Pergunta: qual é a maneira mais garantida de atingir o resultado exposto pelo quarto ponto levantado? Agindo sobre a criança. Uma vez devidamente condicionada (alguns aqui usam a palavra educada), a criança manterá os padrões recebidos pelo condicionamento. Ao mesmo tempo, é muito difícil recondicionar (os que usam a palavra educada usariam aqui consertar) um adulto. As brincadeiras descritas pelo grande Alberto eram formas mais do que sadias de se atender à necessidade de violência lúdica. Ao final do dia todos guardavam seus tapa-olhos e espadas e rifles de brinquedo e navios piratas e fantasias, satisfeitos tanto pela catarse quanto pelo encantamento que uma boa diversão promove. Nenhum dos amigos do Alberto, suponho, tenha se tornado pirata apenas porque brincava disso na juventude.
Consideração: a indústria do medo, porém, levou os pais proibir ou desincentivar certas brincadeiras vistas como "perigosas", e as crianças foram deixadas sem meios para satisfazer suas necessidades por violência lúdica. Os jogos eletrônicos apareceram como uma válvula de escape, mas o estrago já havia sido feito. Conseguiu-se o impossível: recondicionar os adultos a reprimir a necessidade por violência lúdica das crianças. As crianças crescem sob a égide do medo, sob o tacão de tal repressão.
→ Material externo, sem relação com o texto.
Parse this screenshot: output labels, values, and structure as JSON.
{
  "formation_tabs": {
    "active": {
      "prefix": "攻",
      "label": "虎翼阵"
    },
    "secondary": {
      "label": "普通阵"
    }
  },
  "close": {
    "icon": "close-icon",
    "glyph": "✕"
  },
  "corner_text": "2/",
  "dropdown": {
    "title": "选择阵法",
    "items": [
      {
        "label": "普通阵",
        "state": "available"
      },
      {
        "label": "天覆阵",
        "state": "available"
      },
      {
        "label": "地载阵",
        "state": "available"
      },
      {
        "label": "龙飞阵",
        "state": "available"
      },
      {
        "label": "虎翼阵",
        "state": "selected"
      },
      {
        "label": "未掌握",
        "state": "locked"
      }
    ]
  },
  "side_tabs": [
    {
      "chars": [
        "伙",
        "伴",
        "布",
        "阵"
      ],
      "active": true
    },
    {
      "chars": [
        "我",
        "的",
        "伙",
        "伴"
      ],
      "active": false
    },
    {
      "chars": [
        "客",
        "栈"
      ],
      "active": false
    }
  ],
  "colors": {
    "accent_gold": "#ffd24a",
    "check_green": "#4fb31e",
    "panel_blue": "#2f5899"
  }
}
Algumas crianças, alguns jovens, alguns adultos já estão tão reprimidos que a violência lúdica não os satisfazem mais.
Conclusão: para a indústria do medo é necessário criminalizar, banir ou ostracizar de alguma forma os jogos violentos, do contrário as pessoas terão meios para satisfazer suas necessidades por violência lúdica. Um jogo eletrônico é a forma perfeita de violência lúdica: promove a mesma catarse, o mesmo encantamento, mas sem oferecer riscos de contusões, raladuras, hematomas ou outras inconveniências físicas. A sociedade, aqui compreendida como aquela entidade semi-senciente cujo cérebro são seus dirigentes de fato (ver quarto ponto), depende da indústria do medo para a manutenção do status quo. Afirmo, sem medo algum de errar, que os programas de espionagem dos cidadãos de países como os EUA têm a mesma origem primeira da repressão aos jogos violentos: é a indústria do medo querendo perpetuar-se como sustentáculo da sociedade tal como a temos hoje. Pessoas livres da repressão de suas pulsões (sejam elas as violentas, as sexuais, todas elas) não aceitam o condicionamento necessário para se tornarem úteis à indústria do medo, à sociedade, e por isso tal liberdade não pode ocorrer.
Pós-escrito: o ponto levantado pelo grande Clodô é outro. Seus pais não o proibiram de jogar bola, apenas lhe deram senso de prioridade. Ninguém em sã consciência irá defender que uma criança ou um jovem ou um adulto deva dar vazão à sua necessidade por violência lúdica vinte e quatro horas por dia, assim como ninguém em sã consciência irá defender que uma pessoa que não seja atleta profissional deva jogar futebol por tanto tempo. Por isso os pais do Clodô o faziam estudar antes de jogar bola. Mas ninguém na mesma sã consciência deve negar a satisfação dessa vontade, assim como os pais do Clodô não negaram ao filho o direito de bater algumas peladas com os amigos.
Em tempo: eu não li o estudo mencionado pelo colega. A questão é, a Filosofia já sabe disso desde muito antes de Nietzsche e seu
Genealogia da Moral: um livro para todos e para ninguém. Os psicólogos, devido à ignorância inata da disciplina sobre a mente humana, estão condenados à reinventar a roda - parafraseando uma citação famosa sobre Unix, "os psicólogos, por não conhecerem a mente humana, estão fadados a reinventá-la pobremente".